The Mystery of the Sower (4:1–20)
When Jesus shares the Parable of the Sower, he is not giving a timeless lesson about spiritual openness. He is describing a crisis. In Mark 3, the religious leaders accuse him of casting out demons by the power of Beelzebul (Mark 3:22), and his own family thinks he is out of his mind (Mark 3:21). The message is spreading, but the rejection in ch. 3 shows it faces hard soil. Why?
The weight Mark places on this parable is unmistakable. It is the first substantive parable in all three Synoptic Gospels, and in Mark’s Gospel, which contains only one major parable section (here in ch. 4) and then only one other significant parable (the Wicked Tenants in chapter 12), it is nothing less than load-bearing for the whole Gospel and ministry of Jesus. When Jesus asks his disciples, “Do you not understand this parable? How then will you understand all the parables?” (Mark 4:13), he means it. This parable, like the others, explains what is happening in the ministry of Jesus.

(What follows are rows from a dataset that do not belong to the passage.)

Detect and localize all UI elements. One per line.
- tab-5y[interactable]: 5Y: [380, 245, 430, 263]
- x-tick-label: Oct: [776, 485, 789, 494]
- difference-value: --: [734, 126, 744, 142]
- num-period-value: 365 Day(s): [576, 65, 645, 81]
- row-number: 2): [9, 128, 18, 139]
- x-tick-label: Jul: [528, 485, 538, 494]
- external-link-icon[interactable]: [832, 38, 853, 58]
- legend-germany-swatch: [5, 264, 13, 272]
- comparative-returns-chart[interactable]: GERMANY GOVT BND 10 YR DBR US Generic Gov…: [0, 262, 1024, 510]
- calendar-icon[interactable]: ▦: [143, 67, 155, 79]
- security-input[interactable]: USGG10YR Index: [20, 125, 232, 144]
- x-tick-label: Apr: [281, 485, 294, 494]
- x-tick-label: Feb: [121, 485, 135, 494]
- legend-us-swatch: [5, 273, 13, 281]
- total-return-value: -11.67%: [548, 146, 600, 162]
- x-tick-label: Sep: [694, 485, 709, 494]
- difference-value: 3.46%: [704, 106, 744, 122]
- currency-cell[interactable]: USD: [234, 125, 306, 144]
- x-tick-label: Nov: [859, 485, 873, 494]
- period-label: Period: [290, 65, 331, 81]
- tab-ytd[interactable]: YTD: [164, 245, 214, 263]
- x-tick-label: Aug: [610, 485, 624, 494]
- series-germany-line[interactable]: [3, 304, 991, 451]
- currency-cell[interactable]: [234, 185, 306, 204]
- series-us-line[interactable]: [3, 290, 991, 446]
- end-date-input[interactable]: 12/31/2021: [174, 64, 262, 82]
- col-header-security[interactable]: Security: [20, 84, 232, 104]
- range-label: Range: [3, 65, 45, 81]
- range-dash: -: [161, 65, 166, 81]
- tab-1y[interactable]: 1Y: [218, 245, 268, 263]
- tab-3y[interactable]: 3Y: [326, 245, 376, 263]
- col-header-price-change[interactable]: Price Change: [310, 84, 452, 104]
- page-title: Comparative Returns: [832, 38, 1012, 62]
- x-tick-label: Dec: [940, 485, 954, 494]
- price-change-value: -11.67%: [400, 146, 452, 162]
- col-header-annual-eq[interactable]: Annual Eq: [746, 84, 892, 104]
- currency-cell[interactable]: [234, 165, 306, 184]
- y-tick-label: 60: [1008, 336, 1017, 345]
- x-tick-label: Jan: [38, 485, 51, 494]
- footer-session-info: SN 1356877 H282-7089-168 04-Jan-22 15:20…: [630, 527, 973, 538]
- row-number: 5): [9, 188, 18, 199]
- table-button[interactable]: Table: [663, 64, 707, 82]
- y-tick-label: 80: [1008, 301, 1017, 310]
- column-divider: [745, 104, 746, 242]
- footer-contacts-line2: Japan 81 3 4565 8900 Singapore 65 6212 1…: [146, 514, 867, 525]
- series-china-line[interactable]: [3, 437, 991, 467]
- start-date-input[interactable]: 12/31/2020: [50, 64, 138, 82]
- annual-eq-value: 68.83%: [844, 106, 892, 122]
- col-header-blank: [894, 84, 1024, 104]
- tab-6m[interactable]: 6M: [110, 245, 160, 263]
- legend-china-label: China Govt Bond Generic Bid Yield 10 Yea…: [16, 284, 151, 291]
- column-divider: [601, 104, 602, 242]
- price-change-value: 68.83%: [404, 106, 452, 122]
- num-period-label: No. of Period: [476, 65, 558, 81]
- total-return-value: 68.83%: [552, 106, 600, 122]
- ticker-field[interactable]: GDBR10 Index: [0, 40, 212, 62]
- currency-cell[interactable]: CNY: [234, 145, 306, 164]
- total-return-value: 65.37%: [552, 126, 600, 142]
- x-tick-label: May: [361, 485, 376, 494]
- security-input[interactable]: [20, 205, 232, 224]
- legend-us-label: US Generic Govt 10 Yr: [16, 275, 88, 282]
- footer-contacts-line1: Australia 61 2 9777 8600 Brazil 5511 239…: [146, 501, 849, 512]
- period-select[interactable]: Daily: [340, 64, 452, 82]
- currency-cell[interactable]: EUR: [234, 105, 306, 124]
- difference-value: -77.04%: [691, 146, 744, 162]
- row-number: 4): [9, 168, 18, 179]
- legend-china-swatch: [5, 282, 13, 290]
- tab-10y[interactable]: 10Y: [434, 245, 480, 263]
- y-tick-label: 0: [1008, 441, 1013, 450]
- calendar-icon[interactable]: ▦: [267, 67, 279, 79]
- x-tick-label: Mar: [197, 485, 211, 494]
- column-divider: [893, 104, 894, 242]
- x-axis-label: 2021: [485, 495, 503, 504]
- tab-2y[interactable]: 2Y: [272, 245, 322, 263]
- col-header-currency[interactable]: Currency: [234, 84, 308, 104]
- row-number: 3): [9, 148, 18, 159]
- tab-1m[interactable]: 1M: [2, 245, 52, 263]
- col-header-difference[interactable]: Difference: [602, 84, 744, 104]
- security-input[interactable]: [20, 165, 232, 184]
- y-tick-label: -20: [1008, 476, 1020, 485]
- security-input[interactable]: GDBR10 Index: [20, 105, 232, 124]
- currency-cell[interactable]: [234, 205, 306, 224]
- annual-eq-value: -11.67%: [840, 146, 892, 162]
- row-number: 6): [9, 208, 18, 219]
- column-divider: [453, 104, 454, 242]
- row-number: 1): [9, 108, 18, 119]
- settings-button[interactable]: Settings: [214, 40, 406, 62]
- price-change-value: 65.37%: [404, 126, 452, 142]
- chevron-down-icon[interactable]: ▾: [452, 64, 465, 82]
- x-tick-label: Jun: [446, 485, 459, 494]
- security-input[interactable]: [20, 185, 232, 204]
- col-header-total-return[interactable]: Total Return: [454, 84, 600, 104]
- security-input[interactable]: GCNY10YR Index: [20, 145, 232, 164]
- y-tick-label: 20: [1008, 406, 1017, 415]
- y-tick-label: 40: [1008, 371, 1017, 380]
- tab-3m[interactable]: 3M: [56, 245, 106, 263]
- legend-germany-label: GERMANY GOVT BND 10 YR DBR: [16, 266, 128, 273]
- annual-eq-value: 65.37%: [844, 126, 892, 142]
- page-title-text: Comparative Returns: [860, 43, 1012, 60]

To make sense of this parable, Jesus reaches for a word his disciples would have recognized immediately. He says:
“To you has been given the mystery of the kingdom of God” (Mark 4:11, author’s own translation).1
The Greek word translated as “mystery” here is μυστήριον, the same word the Septuagint uses in Daniel 2 when Nebuchadnezzar has a dream no one can interpret, and Daniel alone receives its meaning from God (Dan 2:18–19, 27–30). Mark signals that this parable is apocalyptic. Like Nebuchadnezzar’s dream, it is a vision whose meaning must be revealed from outside, and it explains real events that are happening or will happen in human history. And just as Daniel’s mystery concerned the coming kingdom that would one day fill the whole earth (Dan 2:44), so Jesus’ mystery concerns the kingdom that is arriving now — silently, against all appearances, like seed falling on the ground.
The seed, Jesus explains, is the word (Mark 4:14). This takes us straight to Isaiah 55, where God promises that his word, like rain and snow falling on the earth, will give “seed to the sower” and will not return to him empty, but will accomplish its purpose. That purpose is the New Exodus, the end of Israel’s long exile, and the return of Yahweh to Zion (Isa 55:10–11). The teaching of Jesus is doing precisely this: scattering the word of return across the landscape of human hearts.
But the harvest is uneven, and this is the parable’s great burden. The problem is not the seed or the sower. The word will not return empty. The problem is the soil. John the Baptist had come before Jesus with one message: “Prepare the way of the Lord” (Mark 1:3, citing Isa 40:3). To prepare the way was to prepare the soil — to repent, to clear the ground of whatever would keep the word from taking root. Many in Israel had not done this. And so when the sower arrived and began to scatter the word, he found paths and rocks and thorns where there should have been good earth.
The parable invites us to ask a hard question — not simply which of the four soils describes us, but what has hardened us. What love, what fear, what idol has compacted the ground so that the word cannot go as deep as it should? John’s ancient call has not expired. We must prepare the way of the Lord.
The ESV uses the word “secret” here. That is, frankly, a bad translation.


“not simply which of the four soils describes us, but what has hardened us.” Love this! Describing the soil makes it a ‘done deal’ but asking that question makes space for change/healing.